Tiny dark brown to black spots rarely greater than 2mm diameter with a 2 to 3mm wide yellow halo around the dead spot. The spots appear 3 to 4 weeks after rain and mainly on the lower leaves on a shoot.
With heavy infection, basal leaves become quite distorted and may not develop to full size.
Petioles may yellow off and abscise, causing leaf drop.
Later developing uninfected leaves often cover the infected basal leaves and the problem is not so noticeable.
Small spots with black centres also appear on shoots in spring, usually at the base of the shoot. These can expand and join up into thin black cracks about 5 to 6mm long.
When infections are severe, the thin cracks join together to produce elongated brown to black legions up to 20mm long. These may open up and become scabby looking.
Heavily infected shoots usually lack vigour and may not develop fully; some are completely girdled and die.
Occasionally, spots similar to those on shoots and leaves also develop on the flower cluster or bunch stem. Severely infected bunches shrivel and die.
Canes become discoloured, with dark brown or black patches surrounded by white bleached areas. The infected patches may become speckled with the tiny black fruiting structures (pycnidia) of the phomopsis fungus. The latter mostly develop around original lesions or at nodes.
Crop losses caused by phomopsis are mainly associated with the breakage and loss of heavily scarred shoots.

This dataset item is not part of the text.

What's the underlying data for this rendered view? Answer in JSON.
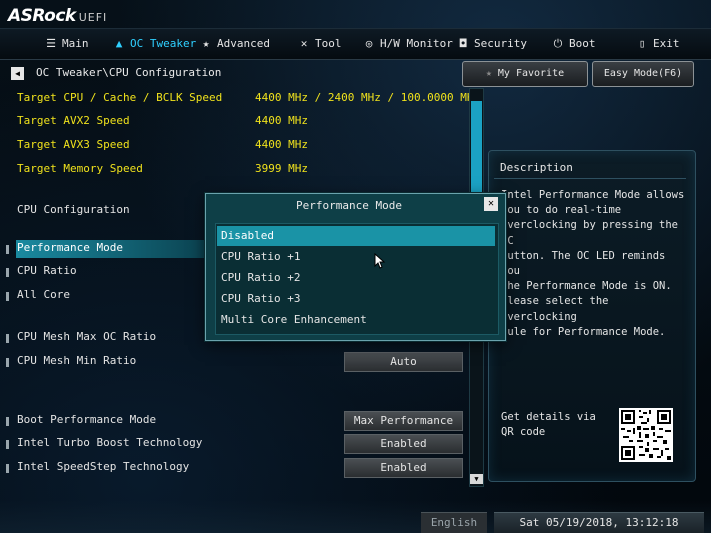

This weakening may also lead to loss of infected canes or spurs, all of which reduce potential bunch number and yield.
If canes weakened by infection are retained at pruning time, they are more susceptible to frost damage.
Life cycle of phomopsis
The disease overwinters in the woody parts of the vine and infection initially occurs in the spring. Spores released from the over-wintering pycnidia on canes and wood infected in previous seasons are splashed by rain onto newly developing shoots.
At least 10 hours of rain is required for spores to be released and subsequent periods of high humidity favour the disease.
Growth occurs over a wide range of temperatures but hot temperatures in summer stop it developing.
Infection requires prolonged periods of free moisture to be present on the unprotected green tissue. Heavy rains for extended periods in September, October and November are particularly favourable for disease development.
The disease tends to spread slowly from localised sources within a vineyard.
Monitoring for the disease should start about 3 weeks after budburst, and then 1 to 2 weeks after that if wet conditions persist.
For the protection of developing shoots and foliage in spring, apply chemicals according to label directions through a properly calibrated and adjusted spray machine. Spray initially at bud break, again when shoots are 100 to 150mm long, and then at fortnightly intervals while conditions favouring the disease persist. Up to 5 sprays may be required.
Locate sections of the vineyard where phomposis occurs and inspect those areas in winter for signs of the disease. Where practicable, prune out badly infected canes and spurs which provide inoculum for new infections.
For information on currently registered and or permitted chemicals, check the Australian Pesticide and Veterinary Medicine Authority (APVMA) website and always consult the label and Safety Data Sheet before using any chemical product.
When establishing new vineyards, care should be taken to select cuttings for propagation from vines free of phomopsis, as the disease is readily introduced to a vineyard, with infected planting material.